Lots of pluses and few minuses as operation coronavirus fightback nears
As far as vaccine efficacy goes, it doesn’t get much better than Pfizer-BioNTech — the mRNA vaccine showed efficacy of 95 per cent in clinical trials, meaning it provided extraordinarily high protection against illness.
Five million Australian will be able to get the Pfizer vaccine. The first immunisations are due to take place from late February and will include 678,000 people, including some frontline healthcare workers, quarantine and border workers, aged and disability care staff and aged-care residents.
The next phase of vaccination will include elderly adults, other healthcare workers, Aboriginal and Torres Strait Islander people over 55, younger adults with certain health conditions, and critical and high-risk workers in defence, police, fire and emergency services and meat processing.

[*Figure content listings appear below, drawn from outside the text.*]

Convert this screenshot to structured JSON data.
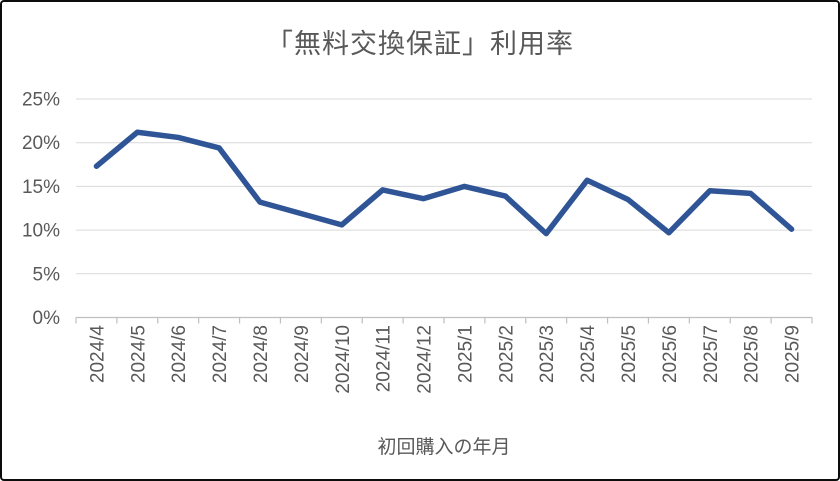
{
  "chart_data": {
    "type": "line",
    "title": "「無料交換保証」利用率",
    "xlabel": "初回購入の年月",
    "ylabel": "",
    "categories": [
      "2024/4",
      "2024/5",
      "2024/6",
      "2024/7",
      "2024/8",
      "2024/9",
      "2024/10",
      "2024/11",
      "2024/12",
      "2025/1",
      "2025/2",
      "2025/3",
      "2025/4",
      "2025/5",
      "2025/6",
      "2025/7",
      "2025/8",
      "2025/9"
    ],
    "values": [
      17.3,
      21.2,
      20.6,
      19.4,
      13.2,
      11.9,
      10.6,
      14.6,
      13.6,
      15.0,
      13.9,
      9.6,
      15.7,
      13.5,
      9.7,
      14.5,
      14.2,
      10.1
    ],
    "ylim": [
      0,
      25
    ],
    "y_ticks": [
      0,
      5,
      10,
      15,
      20,
      25
    ],
    "y_tick_labels": [
      "0%",
      "5%",
      "10%",
      "15%",
      "20%",
      "25%"
    ],
    "grid": true,
    "legend": false,
    "x_labels_rotated_degrees": -90,
    "colors": {
      "line": "#2F5597",
      "text": "#595959",
      "gridline": "#D9D9D9",
      "axis": "#BFBFBF",
      "background": "#FFFFFF",
      "frame_border": "#0C0C0C"
    }
  }
}
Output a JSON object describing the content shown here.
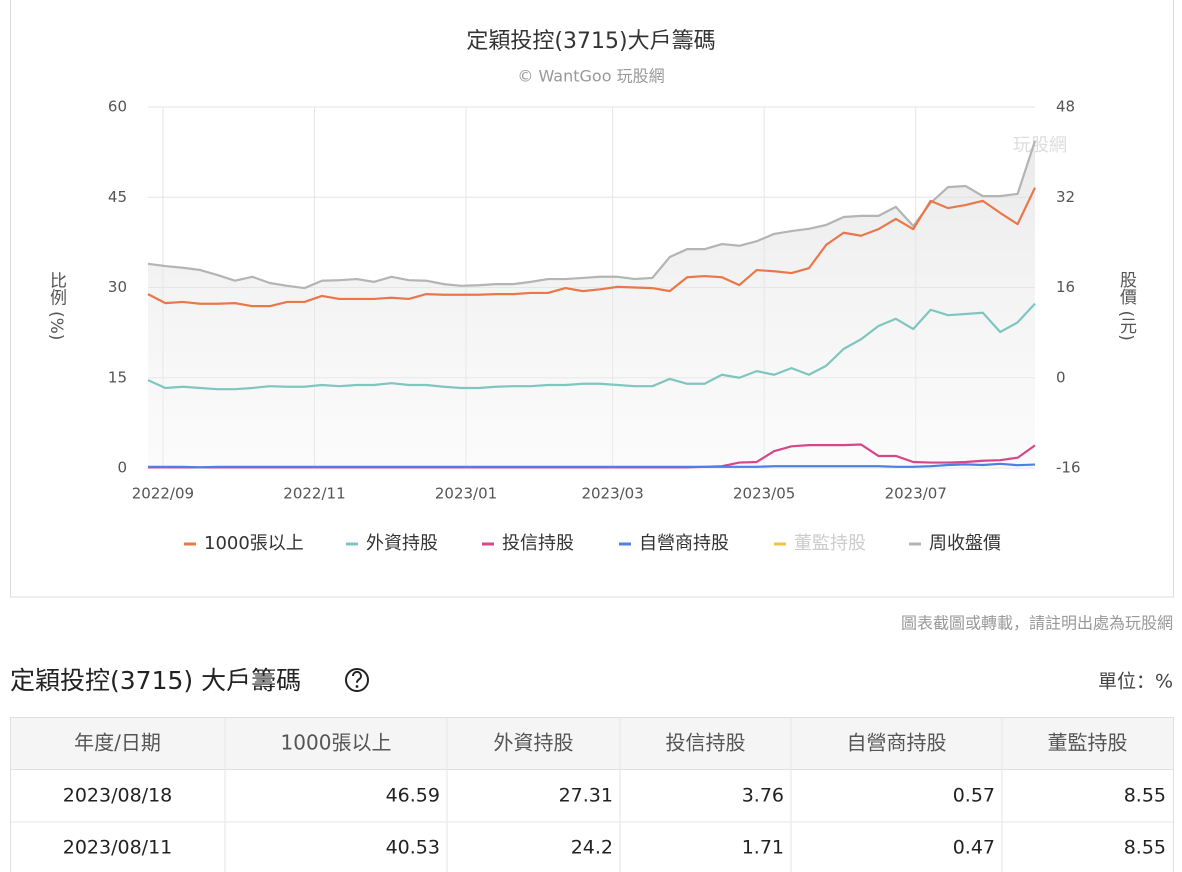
{
  "chart_data": {
    "type": "line",
    "title": "定穎投控(3715)大戶籌碼",
    "subtitle": "© WantGoo 玩股網",
    "watermark": "玩股網",
    "ylabel": "比例 (%)",
    "y2label": "股價 (元)",
    "x": [
      "2022/08/26",
      "2022/09/02",
      "2022/09/09",
      "2022/09/16",
      "2022/09/23",
      "2022/09/30",
      "2022/10/07",
      "2022/10/14",
      "2022/10/21",
      "2022/10/28",
      "2022/11/04",
      "2022/11/11",
      "2022/11/18",
      "2022/11/25",
      "2022/12/02",
      "2022/12/09",
      "2022/12/16",
      "2022/12/23",
      "2022/12/30",
      "2023/01/06",
      "2023/01/13",
      "2023/01/20",
      "2023/01/27",
      "2023/02/03",
      "2023/02/10",
      "2023/02/17",
      "2023/02/24",
      "2023/03/03",
      "2023/03/10",
      "2023/03/17",
      "2023/03/24",
      "2023/03/31",
      "2023/04/07",
      "2023/04/14",
      "2023/04/21",
      "2023/04/28",
      "2023/05/05",
      "2023/05/12",
      "2023/05/19",
      "2023/05/26",
      "2023/06/02",
      "2023/06/09",
      "2023/06/16",
      "2023/06/23",
      "2023/06/30",
      "2023/07/07",
      "2023/07/14",
      "2023/07/21",
      "2023/07/28",
      "2023/08/04",
      "2023/08/11",
      "2023/08/18"
    ],
    "xlim": [
      "2022/08/26",
      "2023/08/18"
    ],
    "xticks": [
      {
        "value": "2022/09/01",
        "label": "2022/09"
      },
      {
        "value": "2022/11/01",
        "label": "2022/11"
      },
      {
        "value": "2023/01/01",
        "label": "2023/01"
      },
      {
        "value": "2023/03/01",
        "label": "2023/03"
      },
      {
        "value": "2023/05/01",
        "label": "2023/05"
      },
      {
        "value": "2023/07/01",
        "label": "2023/07"
      }
    ],
    "ylim": [
      0,
      60
    ],
    "yticks": [
      0,
      15,
      30,
      45,
      60
    ],
    "y2lim": [
      -16,
      48
    ],
    "y2ticks": [
      -16,
      0,
      16,
      32,
      48
    ],
    "grid": true,
    "legend": "bottom",
    "series": [
      {
        "name": "1000張以上",
        "color": "#e8784a",
        "values": [
          28.9,
          27.4,
          27.6,
          27.3,
          27.3,
          27.4,
          26.9,
          26.9,
          27.6,
          27.6,
          28.6,
          28.1,
          28.1,
          28.1,
          28.3,
          28.1,
          28.9,
          28.8,
          28.8,
          28.8,
          28.9,
          28.9,
          29.1,
          29.1,
          29.9,
          29.4,
          29.7,
          30.1,
          30.0,
          29.9,
          29.4,
          31.7,
          31.9,
          31.7,
          30.4,
          32.9,
          32.7,
          32.4,
          33.2,
          37.1,
          39.1,
          38.6,
          39.7,
          41.4,
          39.7,
          44.4,
          43.2,
          43.7,
          44.4,
          42.4,
          40.53,
          46.59
        ]
      },
      {
        "name": "外資持股",
        "color": "#7fc6bf",
        "values": [
          14.6,
          13.3,
          13.5,
          13.3,
          13.1,
          13.1,
          13.3,
          13.6,
          13.5,
          13.5,
          13.8,
          13.6,
          13.8,
          13.8,
          14.1,
          13.8,
          13.8,
          13.5,
          13.3,
          13.3,
          13.5,
          13.6,
          13.6,
          13.8,
          13.8,
          14.0,
          14.0,
          13.8,
          13.6,
          13.6,
          14.8,
          14.0,
          14.0,
          15.5,
          15.0,
          16.1,
          15.5,
          16.6,
          15.5,
          17.0,
          19.8,
          21.4,
          23.6,
          24.8,
          23.1,
          26.3,
          25.4,
          25.6,
          25.8,
          22.6,
          24.2,
          27.31
        ]
      },
      {
        "name": "投信持股",
        "color": "#d6478a",
        "values": [
          0.1,
          0.1,
          0.1,
          0.1,
          0.1,
          0.1,
          0.1,
          0.1,
          0.1,
          0.1,
          0.1,
          0.1,
          0.1,
          0.1,
          0.1,
          0.1,
          0.1,
          0.1,
          0.1,
          0.1,
          0.1,
          0.1,
          0.1,
          0.1,
          0.1,
          0.1,
          0.1,
          0.1,
          0.1,
          0.1,
          0.1,
          0.1,
          0.2,
          0.3,
          0.9,
          1.0,
          2.8,
          3.6,
          3.8,
          3.8,
          3.8,
          3.9,
          2.0,
          2.0,
          1.0,
          0.9,
          0.9,
          1.0,
          1.2,
          1.3,
          1.71,
          3.76
        ]
      },
      {
        "name": "自營商持股",
        "color": "#4f7fe0",
        "values": [
          0.2,
          0.2,
          0.2,
          0.1,
          0.2,
          0.2,
          0.2,
          0.2,
          0.2,
          0.2,
          0.2,
          0.2,
          0.2,
          0.2,
          0.2,
          0.2,
          0.2,
          0.2,
          0.2,
          0.2,
          0.2,
          0.2,
          0.2,
          0.2,
          0.2,
          0.2,
          0.2,
          0.2,
          0.2,
          0.2,
          0.2,
          0.2,
          0.2,
          0.2,
          0.2,
          0.2,
          0.3,
          0.3,
          0.3,
          0.3,
          0.3,
          0.3,
          0.3,
          0.2,
          0.2,
          0.3,
          0.5,
          0.6,
          0.5,
          0.7,
          0.47,
          0.57
        ]
      },
      {
        "name": "董監持股",
        "color": "#f5c342",
        "hidden": true
      },
      {
        "name": "周收盤價",
        "color": "#b4b4b4",
        "axis": "y2",
        "area": true,
        "values": [
          20.2,
          19.8,
          19.5,
          19.1,
          18.2,
          17.2,
          17.9,
          16.8,
          16.3,
          15.9,
          17.2,
          17.3,
          17.5,
          17.0,
          17.9,
          17.3,
          17.2,
          16.6,
          16.3,
          16.4,
          16.6,
          16.6,
          17.0,
          17.5,
          17.5,
          17.7,
          17.9,
          17.9,
          17.5,
          17.7,
          21.4,
          22.8,
          22.8,
          23.7,
          23.4,
          24.2,
          25.5,
          26.0,
          26.4,
          27.1,
          28.5,
          28.7,
          28.7,
          30.3,
          26.9,
          31.0,
          33.8,
          34.0,
          32.2,
          32.2,
          32.6,
          42.0
        ]
      }
    ]
  },
  "note": "圖表截圖或轉載，請註明出處為玩股網",
  "table": {
    "title": "定穎投控(3715) 大戶籌碼",
    "unit": "單位：%",
    "columns": [
      "年度/日期",
      "1000張以上",
      "外資持股",
      "投信持股",
      "自營商持股",
      "董監持股"
    ],
    "rows": [
      [
        "2023/08/18",
        "46.59",
        "27.31",
        "3.76",
        "0.57",
        "8.55"
      ],
      [
        "2023/08/11",
        "40.53",
        "24.2",
        "1.71",
        "0.47",
        "8.55"
      ]
    ]
  }
}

The first vaccine approved by regulators anywhere in the world, the Pfizer vaccine uses new technology that induces the body to make the coronavirus’s spike protein and then mount an immune response against it. It’s an mRNA vaccine that delivers a minute amount of genetic material into the cells.

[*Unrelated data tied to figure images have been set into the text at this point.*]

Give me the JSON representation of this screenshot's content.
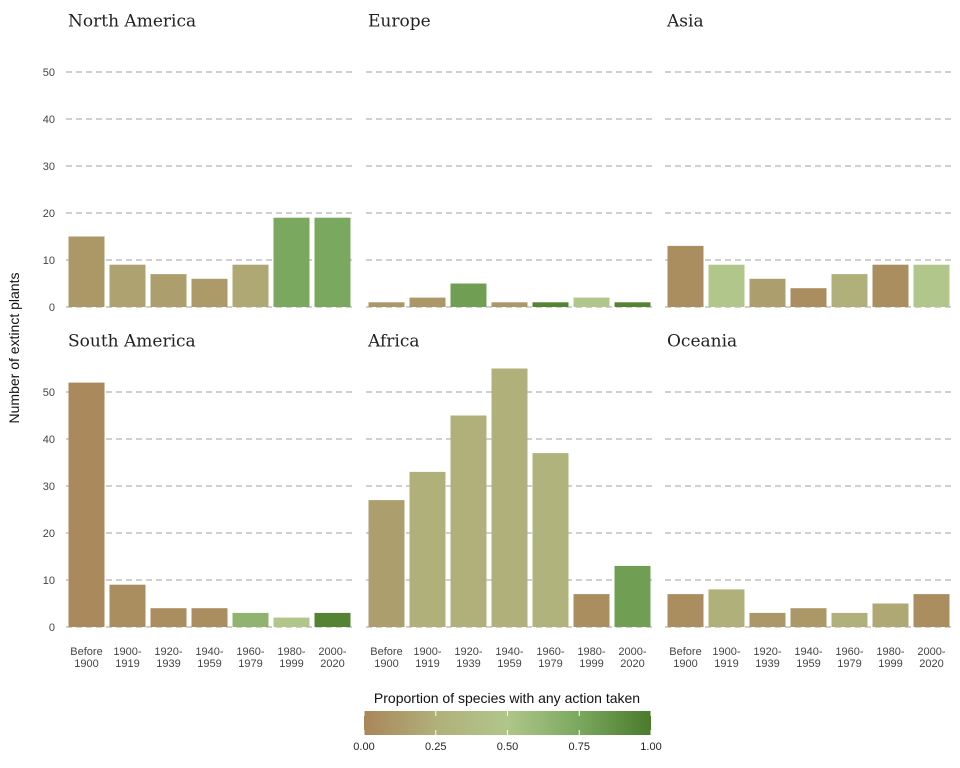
{
  "chart_data": {
    "type": "bar",
    "ylabel": "Number of extinct plants",
    "ylim": [
      0,
      55
    ],
    "yticks": [
      0,
      10,
      20,
      30,
      40,
      50
    ],
    "categories": [
      "Before\n1900",
      "1900-\n1919",
      "1920-\n1939",
      "1940-\n1959",
      "1960-\n1979",
      "1980-\n1999",
      "2000-\n2020"
    ],
    "grid": true,
    "panels": [
      {
        "title": "North America",
        "values": [
          15,
          9,
          7,
          6,
          9,
          19,
          19
        ],
        "action_proportion": [
          0.1,
          0.17,
          0.15,
          0.12,
          0.2,
          0.75,
          0.75
        ]
      },
      {
        "title": "Europe",
        "values": [
          1,
          2,
          5,
          1,
          1,
          2,
          1
        ],
        "action_proportion": [
          0.1,
          0.1,
          0.8,
          0.1,
          0.95,
          0.5,
          0.95
        ]
      },
      {
        "title": "Asia",
        "values": [
          13,
          9,
          6,
          4,
          7,
          9,
          9
        ],
        "action_proportion": [
          0.05,
          0.5,
          0.15,
          0.05,
          0.25,
          0.05,
          0.5
        ]
      },
      {
        "title": "South America",
        "values": [
          52,
          9,
          4,
          4,
          3,
          2,
          3
        ],
        "action_proportion": [
          0.02,
          0.05,
          0.05,
          0.05,
          0.65,
          0.5,
          0.95
        ]
      },
      {
        "title": "Africa",
        "values": [
          27,
          33,
          45,
          55,
          37,
          7,
          13
        ],
        "action_proportion": [
          0.15,
          0.25,
          0.25,
          0.25,
          0.28,
          0.05,
          0.8
        ]
      },
      {
        "title": "Oceania",
        "values": [
          7,
          8,
          3,
          4,
          3,
          5,
          7
        ],
        "action_proportion": [
          0.05,
          0.25,
          0.1,
          0.1,
          0.25,
          0.2,
          0.05
        ]
      }
    ],
    "legend": {
      "title": "Proportion of species with any action taken",
      "ticks": [
        "0.00",
        "0.25",
        "0.50",
        "0.75",
        "1.00"
      ],
      "placement": "bottom",
      "colors": [
        "#a9865a",
        "#b0b07a",
        "#b0c68a",
        "#7aa85e",
        "#4a7a2a"
      ]
    }
  }
}
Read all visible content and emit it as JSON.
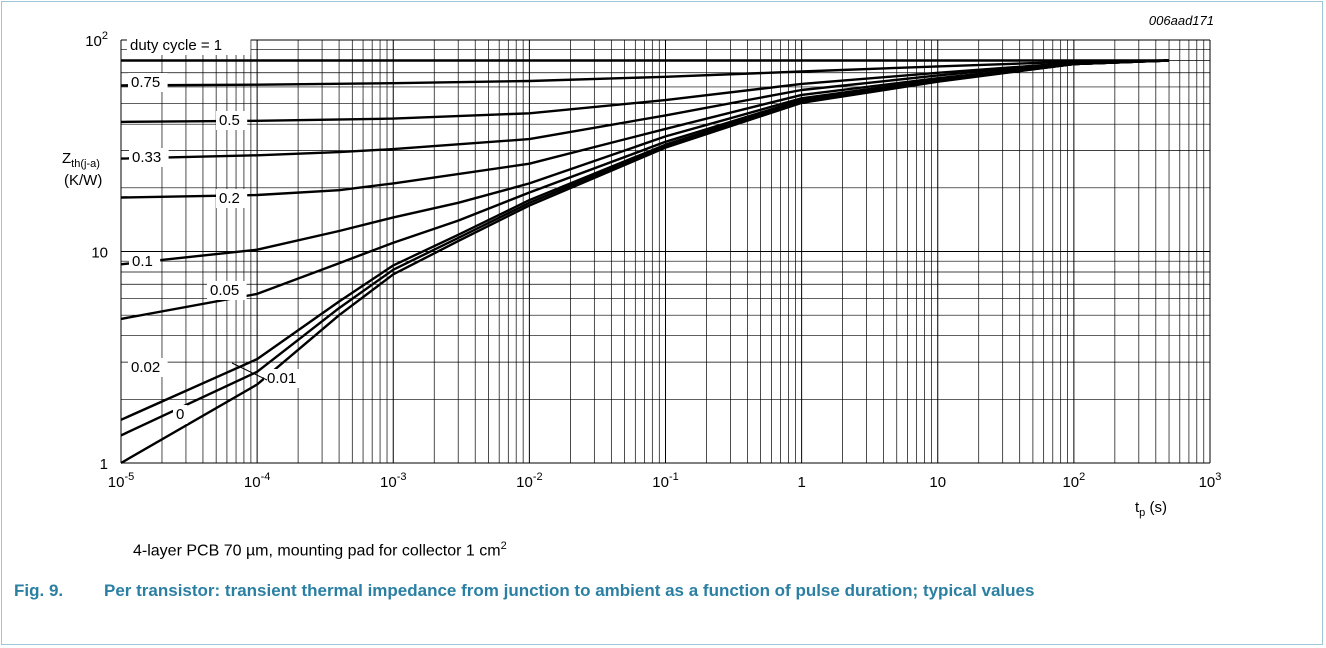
{
  "figure_id": "006aad171",
  "note": "4-layer PCB 70 µm, mounting pad for collector 1 cm",
  "note_sup": "2",
  "caption_number": "Fig. 9.",
  "caption_text": "Per transistor: transient thermal impedance from junction to ambient as a function of pulse duration; typical values",
  "colors": {
    "caption": "#2a7fa3",
    "border": "#9fc6d8",
    "curve": "#000000"
  },
  "chart_data": {
    "type": "line",
    "x_scale": "log",
    "y_scale": "log",
    "xlim": [
      1e-05,
      1000
    ],
    "ylim": [
      1,
      100
    ],
    "xlabel": {
      "main": "t",
      "sub": "p",
      "unit": " (s)"
    },
    "ylabel": {
      "main": "Z",
      "sub": "th(j-a)",
      "unit": "(K/W)"
    },
    "x_ticks": [
      {
        "value": 1e-05,
        "base": "10",
        "exp": "-5"
      },
      {
        "value": 0.0001,
        "base": "10",
        "exp": "-4"
      },
      {
        "value": 0.001,
        "base": "10",
        "exp": "-3"
      },
      {
        "value": 0.01,
        "base": "10",
        "exp": "-2"
      },
      {
        "value": 0.1,
        "base": "10",
        "exp": "-1"
      },
      {
        "value": 1,
        "base": "1",
        "exp": ""
      },
      {
        "value": 10,
        "base": "10",
        "exp": ""
      },
      {
        "value": 100,
        "base": "10",
        "exp": "2"
      },
      {
        "value": 1000,
        "base": "10",
        "exp": "3"
      }
    ],
    "y_ticks": [
      {
        "value": 1,
        "base": "1",
        "exp": ""
      },
      {
        "value": 10,
        "base": "10",
        "exp": ""
      },
      {
        "value": 100,
        "base": "10",
        "exp": "2"
      }
    ],
    "grid": true,
    "series": [
      {
        "name": "duty cycle = 1",
        "x": [
          1e-05,
          500
        ],
        "y": [
          80,
          80
        ]
      },
      {
        "name": "0.75",
        "x": [
          1e-05,
          0.0001,
          0.001,
          0.01,
          0.1,
          1,
          10,
          100,
          500
        ],
        "y": [
          61,
          61.5,
          62.5,
          64,
          67,
          71,
          75,
          79,
          80
        ]
      },
      {
        "name": "0.5",
        "x": [
          1e-05,
          0.0001,
          0.001,
          0.01,
          0.1,
          1,
          10,
          100,
          500
        ],
        "y": [
          41,
          41.5,
          42.5,
          45,
          52,
          62,
          70,
          78,
          80
        ]
      },
      {
        "name": "0.33",
        "x": [
          1e-05,
          0.0001,
          0.0004,
          0.001,
          0.01,
          0.1,
          1,
          10,
          100,
          500
        ],
        "y": [
          27.5,
          28.5,
          29.5,
          30.5,
          34,
          44,
          58,
          68,
          78,
          80
        ]
      },
      {
        "name": "0.2",
        "x": [
          1e-05,
          0.0001,
          0.0004,
          0.001,
          0.01,
          0.1,
          1,
          10,
          100,
          500
        ],
        "y": [
          18,
          18.5,
          19.5,
          21,
          26,
          38,
          55,
          66,
          77,
          80
        ]
      },
      {
        "name": "0.1",
        "x": [
          1e-05,
          0.0001,
          0.0004,
          0.001,
          0.003,
          0.01,
          0.1,
          1,
          10,
          100,
          500
        ],
        "y": [
          8.7,
          10.2,
          12.5,
          14.5,
          17,
          21,
          35,
          53,
          65,
          77,
          80
        ]
      },
      {
        "name": "0.05",
        "x": [
          1e-05,
          0.0001,
          0.0004,
          0.001,
          0.003,
          0.01,
          0.1,
          1,
          10,
          100,
          500
        ],
        "y": [
          4.8,
          6.3,
          8.8,
          11,
          14,
          19,
          33,
          52,
          64.5,
          77,
          80
        ]
      },
      {
        "name": "0.02",
        "x": [
          1e-05,
          0.0001,
          0.0004,
          0.001,
          0.003,
          0.01,
          0.1,
          1,
          10,
          100,
          500
        ],
        "y": [
          1.6,
          3.1,
          5.8,
          8.6,
          12,
          17.5,
          32,
          51.5,
          64,
          77,
          80
        ]
      },
      {
        "name": "0.01",
        "x": [
          1e-05,
          0.0001,
          0.0004,
          0.001,
          0.003,
          0.01,
          0.1,
          1,
          10,
          100,
          500
        ],
        "y": [
          1.35,
          2.7,
          5.4,
          8.2,
          11.6,
          17,
          31.5,
          51,
          64,
          77,
          80
        ]
      },
      {
        "name": "0",
        "x": [
          1e-05,
          0.0001,
          0.0004,
          0.001,
          0.003,
          0.01,
          0.1,
          1,
          10,
          100,
          500
        ],
        "y": [
          1.0,
          2.35,
          5.0,
          7.8,
          11.2,
          16.5,
          31,
          50.5,
          63.5,
          77,
          80
        ]
      }
    ]
  }
}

In contrast to traditional protein-based vaccines, which deliver an immune system-stimulating foreign substance to the body in an injection, gene-based vaccines instruct the body itself to make a toxin — known as an antigen.
The messenger-RNA carries instructions to the body to make a foreign substance — in this case the spike protein — which then gets exported from the cells. The body recognises this antigen as a foreign substance and mounts an immune response, producing antibodies and T-cells to fight the infection.
It’s believed the vaccine will be effective against the new, more transmissible strain of COVID-19 and other variants that may follow. If that proves not to be true, mRNA vaccines can be quickly adapted to combat new strains of SARS-CoV-2.
It’s not clear how long the immune response the Pfizer vaccine generates will last. As the Therapeutic Goods Administration points out in its Public Assessment Report for the vaccine, in animal studies, antibodies and T-cells in monkeys declined quickly over five weeks after the second dose of the vaccine, “raising concerns over long-term immunity, which will be assessed by clinical studies, according to the sponsor”.
Early data in countries already rolling out the Pfizer vaccine at pace is encouraging. Israel has vaccinated more than a quarter of its population with the vaccine. Early data from the country shows a 60 per cent reduction in infections among those aged over 60 between 13 and 23 days after the first dose.
A small study in Israel has shown recipients of the jab developed up to 20 times more antibodies within a week of having the second dose — higher levels of antibodies than seen in those who had recovered from COVID-19.
What isn’t known yet about any vaccine is whether they will stop transmission of SARS-CoV-2 but if the indications out of Israel prove true in the wider population who receive the Pfizer vaccine, the signs are good it will have some effect on interrupting transmission of the virus. This is because higher antibody levels lead to a stronger immune response which could clear the virus before someone has a chance to spread it. Pfizer has not published any data on whether its vaccine affects spread of COVID-19.
If Australia had used the Pfizer vaccine to immunise the whole of its population, it’s possible herd immunity may have been achieved. However, Australia has been able to secure only 10 million doses of the vaccine. The federal government says it’s in constant discussions about securing more, but most Australians are likely to receive the AstraZeneca vaccine, which has the advantage of being produced onshore.
Both vaccines will work to prevent disease among those who contract COVID-19, which is the chief goal of the government.